What makes municipal bonds an impact market?
We could consider the municipal bond market the original impact market because of its natural alignment with many societal and community benefits. The sustainable bond market is a growing niche within the municipal market, with an increasing percentage of sustainable-labeled debt issued on a year-over-year basis. The markets label these bonds as green, social, or sustainable to highlight the environmental or social purpose of their use of proceeds. The municipal bond market includes many bonds issued without a sustainable bond label that have a clear environmental or societal purpose, which we call unlabeled ESG bonds. With a holistic approach to responsible investing research, investors can uncover these unlabeled bonds for investment vehicles with an impact focus and expand the investable universe for these strategies.
The Commonwealth of Massachusetts issued the first green municipal bond in 2013, and green bonds—which include a use-of-proceeds provision to finance environmental or climate-focused projects—have played a role in the municipal bond market ever since. The market has grown significantly since 2013, with $16 billion in total green bond issuance in the municipal market in 2022. Sectors with the largest amount of green issuance include clean energy, land conservation, sustainable waste, sustainable buildings, mass transit, and clean water. Recent green issues include one in Indiana to improve the quality of drinking water and reduce water pollution in the state’s water supply in compliance with the Water Quality Act and the Safe Drinking Water Act. The Metropolitan Area Transit Authority in Washington, DC, issued another climate-certified bond to increase the public transit system’s energy efficiency. We expect issuance of green bonds to grow alongside climate-focused legislation and climate pledges set by federal, state, and local governments.
Many climate-focused projects come to market with a green bond label to indicate an environmental and climate-focused use of proceeds. There’s no standard for labeling green bonds, however, and issuers might self-label bonds as green or include a second-party opinion to verify the green label. This lack of standardization highlights the importance of investors choosing a manager with a comprehensive research framework to uncover any potential greenwashing or misleading environmental claims by an issuer. As interest in impact investing grows, there’s increasing demand for investments that demonstrate a positive impact on the environment and communities.
Social bonds have also been growing as a proportion of overall municipal bond issuance in recent years. Affordable housing is the largest sector of social-bond-labeled issuance in the municipal market. Social-bond-labeled housing projects can be issued for affordable multifamily housing in disadvantaged communities or to finance mortgages for first-time low- and moderate-income homebuyers. The City of San Francisco recently issued highly impactful social bonds that provided funds for the acquisition of, improvements to, and investment in supportive housing facilities and shelters that deliver services to people experiencing mental health challenges, substance-use disorders, and homelessness. San Francisco also issued a bond to finance the construction of affordable housing to low- and middle-income households through programs that prioritize vulnerable populations, such as working families, veterans, seniors, and persons with disabilities.
How are international organizations and businesses adapting to climate change?
We can also look at how municipal bonds align with environment and social goals by how they link to the 17 UN Sustainable Development Goals (SDGs).

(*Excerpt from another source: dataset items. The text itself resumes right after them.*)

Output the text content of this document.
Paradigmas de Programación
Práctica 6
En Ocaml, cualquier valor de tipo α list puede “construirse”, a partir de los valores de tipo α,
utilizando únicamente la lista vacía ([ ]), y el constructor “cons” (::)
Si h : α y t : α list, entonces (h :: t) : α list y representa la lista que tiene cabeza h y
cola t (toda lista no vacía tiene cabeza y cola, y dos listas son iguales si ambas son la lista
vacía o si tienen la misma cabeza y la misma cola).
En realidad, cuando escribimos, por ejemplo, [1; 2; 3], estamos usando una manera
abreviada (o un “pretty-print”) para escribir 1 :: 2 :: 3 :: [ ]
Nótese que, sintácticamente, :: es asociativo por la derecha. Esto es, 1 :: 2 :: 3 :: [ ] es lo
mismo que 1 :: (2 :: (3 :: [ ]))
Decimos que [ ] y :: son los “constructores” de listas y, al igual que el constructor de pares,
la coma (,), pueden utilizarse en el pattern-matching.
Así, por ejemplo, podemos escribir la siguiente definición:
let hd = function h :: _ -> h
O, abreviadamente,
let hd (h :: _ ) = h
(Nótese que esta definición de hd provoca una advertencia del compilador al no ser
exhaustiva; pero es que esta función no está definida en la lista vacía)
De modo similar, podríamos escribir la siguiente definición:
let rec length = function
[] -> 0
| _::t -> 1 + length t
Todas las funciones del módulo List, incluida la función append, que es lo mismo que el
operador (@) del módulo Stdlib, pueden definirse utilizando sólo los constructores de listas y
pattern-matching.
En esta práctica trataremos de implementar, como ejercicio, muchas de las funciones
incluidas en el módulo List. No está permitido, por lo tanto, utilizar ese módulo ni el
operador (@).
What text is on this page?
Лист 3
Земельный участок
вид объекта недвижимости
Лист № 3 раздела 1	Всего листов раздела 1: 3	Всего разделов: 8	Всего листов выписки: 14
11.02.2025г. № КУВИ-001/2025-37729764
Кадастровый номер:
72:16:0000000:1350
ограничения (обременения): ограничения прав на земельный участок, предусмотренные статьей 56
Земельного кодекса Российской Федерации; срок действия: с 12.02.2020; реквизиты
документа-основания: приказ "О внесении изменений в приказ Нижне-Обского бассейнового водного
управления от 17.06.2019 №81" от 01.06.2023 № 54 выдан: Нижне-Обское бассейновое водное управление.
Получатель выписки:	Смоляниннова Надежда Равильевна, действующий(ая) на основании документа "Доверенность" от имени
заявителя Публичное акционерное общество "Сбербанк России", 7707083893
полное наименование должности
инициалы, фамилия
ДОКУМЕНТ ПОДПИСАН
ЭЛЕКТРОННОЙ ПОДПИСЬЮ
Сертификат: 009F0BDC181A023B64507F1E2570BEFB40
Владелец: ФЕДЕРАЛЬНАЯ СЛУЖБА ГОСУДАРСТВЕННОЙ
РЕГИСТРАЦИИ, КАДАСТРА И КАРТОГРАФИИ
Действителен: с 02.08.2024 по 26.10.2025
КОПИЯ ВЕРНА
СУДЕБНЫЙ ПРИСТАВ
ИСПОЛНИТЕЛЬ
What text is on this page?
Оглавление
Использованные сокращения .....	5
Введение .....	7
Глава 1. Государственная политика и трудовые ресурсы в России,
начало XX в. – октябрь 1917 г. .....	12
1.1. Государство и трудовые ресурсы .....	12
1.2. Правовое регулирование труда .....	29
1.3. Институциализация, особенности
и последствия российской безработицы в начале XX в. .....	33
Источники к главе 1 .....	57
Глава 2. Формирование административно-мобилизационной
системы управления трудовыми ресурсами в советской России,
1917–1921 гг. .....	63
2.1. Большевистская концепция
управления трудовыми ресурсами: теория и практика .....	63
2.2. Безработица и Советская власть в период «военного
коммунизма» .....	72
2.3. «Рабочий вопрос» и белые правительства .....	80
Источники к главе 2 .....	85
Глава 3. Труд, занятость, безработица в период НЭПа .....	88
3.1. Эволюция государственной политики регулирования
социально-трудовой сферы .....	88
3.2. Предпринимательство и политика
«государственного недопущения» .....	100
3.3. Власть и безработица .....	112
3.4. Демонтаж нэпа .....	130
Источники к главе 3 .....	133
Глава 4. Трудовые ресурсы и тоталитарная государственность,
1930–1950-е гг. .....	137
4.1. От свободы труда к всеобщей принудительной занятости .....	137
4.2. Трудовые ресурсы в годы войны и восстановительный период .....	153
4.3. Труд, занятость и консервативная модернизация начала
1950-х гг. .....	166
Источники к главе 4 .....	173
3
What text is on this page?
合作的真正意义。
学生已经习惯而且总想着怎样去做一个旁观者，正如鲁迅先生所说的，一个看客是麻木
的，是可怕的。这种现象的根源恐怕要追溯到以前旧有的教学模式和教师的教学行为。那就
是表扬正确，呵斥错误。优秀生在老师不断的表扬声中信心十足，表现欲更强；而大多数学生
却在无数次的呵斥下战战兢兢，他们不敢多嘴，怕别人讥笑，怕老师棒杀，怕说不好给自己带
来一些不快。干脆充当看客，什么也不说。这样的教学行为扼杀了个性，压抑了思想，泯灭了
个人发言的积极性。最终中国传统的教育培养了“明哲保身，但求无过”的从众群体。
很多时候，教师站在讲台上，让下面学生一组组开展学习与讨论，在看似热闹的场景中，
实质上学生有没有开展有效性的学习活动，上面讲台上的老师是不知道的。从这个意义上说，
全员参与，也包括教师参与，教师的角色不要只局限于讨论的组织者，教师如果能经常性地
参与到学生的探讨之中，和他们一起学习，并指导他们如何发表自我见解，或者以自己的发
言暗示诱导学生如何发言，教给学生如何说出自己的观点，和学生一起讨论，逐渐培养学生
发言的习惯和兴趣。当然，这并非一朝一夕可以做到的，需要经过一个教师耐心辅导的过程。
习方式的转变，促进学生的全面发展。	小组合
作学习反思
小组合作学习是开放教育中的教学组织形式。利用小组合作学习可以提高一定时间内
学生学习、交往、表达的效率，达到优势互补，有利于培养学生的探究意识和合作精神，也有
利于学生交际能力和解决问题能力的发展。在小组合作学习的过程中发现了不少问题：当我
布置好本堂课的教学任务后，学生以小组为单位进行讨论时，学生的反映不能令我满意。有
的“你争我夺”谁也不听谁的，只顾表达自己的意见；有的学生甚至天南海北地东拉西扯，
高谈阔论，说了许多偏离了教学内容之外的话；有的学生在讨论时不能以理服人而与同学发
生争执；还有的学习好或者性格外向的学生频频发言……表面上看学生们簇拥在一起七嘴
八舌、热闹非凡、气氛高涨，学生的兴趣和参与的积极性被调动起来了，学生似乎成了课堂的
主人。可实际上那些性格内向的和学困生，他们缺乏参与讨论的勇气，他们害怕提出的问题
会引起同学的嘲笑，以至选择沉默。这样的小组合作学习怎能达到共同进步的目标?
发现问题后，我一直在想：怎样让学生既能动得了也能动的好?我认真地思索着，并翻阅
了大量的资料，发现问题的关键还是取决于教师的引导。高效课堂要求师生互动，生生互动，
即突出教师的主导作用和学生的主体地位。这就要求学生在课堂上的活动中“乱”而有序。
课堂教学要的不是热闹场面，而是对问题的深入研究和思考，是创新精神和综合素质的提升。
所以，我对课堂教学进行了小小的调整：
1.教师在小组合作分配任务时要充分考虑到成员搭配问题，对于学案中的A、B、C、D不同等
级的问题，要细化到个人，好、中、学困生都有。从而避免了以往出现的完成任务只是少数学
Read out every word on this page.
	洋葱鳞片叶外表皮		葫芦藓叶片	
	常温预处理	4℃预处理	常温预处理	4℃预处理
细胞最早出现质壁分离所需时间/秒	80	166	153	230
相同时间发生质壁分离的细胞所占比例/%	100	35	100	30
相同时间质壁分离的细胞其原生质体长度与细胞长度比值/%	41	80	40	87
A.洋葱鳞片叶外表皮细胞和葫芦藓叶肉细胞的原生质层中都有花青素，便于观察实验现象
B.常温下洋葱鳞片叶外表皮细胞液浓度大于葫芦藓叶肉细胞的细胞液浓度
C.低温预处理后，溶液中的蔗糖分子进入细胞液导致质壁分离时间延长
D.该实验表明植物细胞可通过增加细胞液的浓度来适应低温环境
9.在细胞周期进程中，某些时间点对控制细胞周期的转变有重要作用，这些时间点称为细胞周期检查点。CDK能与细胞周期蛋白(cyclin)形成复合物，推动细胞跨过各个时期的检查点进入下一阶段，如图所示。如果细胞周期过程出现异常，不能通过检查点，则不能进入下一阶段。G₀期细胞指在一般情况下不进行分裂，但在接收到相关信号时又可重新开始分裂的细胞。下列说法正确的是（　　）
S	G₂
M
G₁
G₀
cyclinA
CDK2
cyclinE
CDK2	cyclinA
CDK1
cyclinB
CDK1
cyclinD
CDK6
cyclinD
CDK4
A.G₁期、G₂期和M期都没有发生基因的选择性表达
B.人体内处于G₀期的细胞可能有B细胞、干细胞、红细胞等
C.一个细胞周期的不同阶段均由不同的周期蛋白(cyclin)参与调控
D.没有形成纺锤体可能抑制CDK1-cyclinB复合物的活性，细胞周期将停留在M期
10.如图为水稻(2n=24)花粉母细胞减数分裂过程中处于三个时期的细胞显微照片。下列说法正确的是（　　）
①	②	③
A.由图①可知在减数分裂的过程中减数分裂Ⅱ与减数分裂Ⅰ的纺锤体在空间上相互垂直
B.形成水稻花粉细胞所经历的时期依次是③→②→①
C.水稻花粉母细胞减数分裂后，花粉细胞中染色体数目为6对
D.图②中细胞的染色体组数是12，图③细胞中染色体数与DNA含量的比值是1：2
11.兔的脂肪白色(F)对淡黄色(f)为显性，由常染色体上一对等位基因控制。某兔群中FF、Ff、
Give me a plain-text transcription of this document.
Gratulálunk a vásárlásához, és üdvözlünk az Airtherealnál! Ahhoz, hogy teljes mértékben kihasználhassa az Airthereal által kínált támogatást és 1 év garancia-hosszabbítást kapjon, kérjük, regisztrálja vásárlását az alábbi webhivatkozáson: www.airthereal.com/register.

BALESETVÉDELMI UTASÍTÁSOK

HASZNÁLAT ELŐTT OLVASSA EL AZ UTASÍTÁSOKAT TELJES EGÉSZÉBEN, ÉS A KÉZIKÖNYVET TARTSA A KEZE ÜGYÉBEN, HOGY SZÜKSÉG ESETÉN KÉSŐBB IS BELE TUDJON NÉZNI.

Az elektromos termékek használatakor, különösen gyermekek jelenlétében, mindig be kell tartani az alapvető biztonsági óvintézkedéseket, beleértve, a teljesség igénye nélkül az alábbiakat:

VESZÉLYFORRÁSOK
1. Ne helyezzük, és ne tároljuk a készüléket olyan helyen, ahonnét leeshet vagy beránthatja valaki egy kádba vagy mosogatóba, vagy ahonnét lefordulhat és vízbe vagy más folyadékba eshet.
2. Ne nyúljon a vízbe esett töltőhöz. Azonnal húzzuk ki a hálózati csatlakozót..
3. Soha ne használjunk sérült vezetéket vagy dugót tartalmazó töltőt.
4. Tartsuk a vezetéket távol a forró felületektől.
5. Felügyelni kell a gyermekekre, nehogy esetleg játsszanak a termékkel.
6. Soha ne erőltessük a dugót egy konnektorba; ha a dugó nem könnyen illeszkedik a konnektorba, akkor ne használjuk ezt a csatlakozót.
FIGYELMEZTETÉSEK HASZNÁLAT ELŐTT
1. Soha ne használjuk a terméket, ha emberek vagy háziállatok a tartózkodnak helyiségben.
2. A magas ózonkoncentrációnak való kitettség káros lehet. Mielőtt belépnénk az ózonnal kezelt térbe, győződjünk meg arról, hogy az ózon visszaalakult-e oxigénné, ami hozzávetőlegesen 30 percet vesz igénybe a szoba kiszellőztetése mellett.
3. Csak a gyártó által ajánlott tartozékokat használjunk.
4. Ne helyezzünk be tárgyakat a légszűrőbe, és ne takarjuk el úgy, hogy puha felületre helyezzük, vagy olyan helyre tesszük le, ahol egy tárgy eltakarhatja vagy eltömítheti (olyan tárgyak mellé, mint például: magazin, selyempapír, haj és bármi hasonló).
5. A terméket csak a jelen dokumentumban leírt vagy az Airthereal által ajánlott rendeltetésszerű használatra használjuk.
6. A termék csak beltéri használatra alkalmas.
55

As subsovereign entities, many municipal issuers finance projects that can be categorized under one or more of the SDGs. The UN General Assembly created these SDGs in 2015 as a “shared blueprint for peace and prosperity for the people and the planet, now and into the future.” All 193 countries of the UN General Assembly adopted these goals as a global development framework, and sovereigns, subsovereigns, and the private sector have since implemented them through corporations and NGOs.
We can link municipal bond issues directly to the following SDGs:
- SDG 3: Good Health and Well-Being through investments in not-for-profit health care
- SDG 4: Quality Education through investments in public primary, secondary, and higher education
- SDG 6: Clean Water and Sanitation through investment in clean water and water pollution control projects and in water systems that encourage and promote water conservation
- SDG 7: Affordable and Clean Energy through investments in renewable energy
- SDG 9: Industry, Innovation and Infrastructure through investments in sustainable infrastructure projects
- SDG 11: Making Sustainable Cities and Communities through investments in public safety and local infrastructure projects for municipalities
- SDG 12: Responsible Consumption and Production through investing in sustainable waste projects
- SDG 13: Climate Action through investment in clean utility systems and mass transportation projects that aim to reduce carbon emissions
- SDG 15: Life on Land through investment in parks and forests and land conservation projects
The municipal bond market can help meet other UN SDGs as well—including SDG 1: No Poverty and SDG 8: Decent Work and Economic Growth—through investments in affordable housing and education. As those opportunities grow, so do opportunities for investors to align portfolios with issues important to them.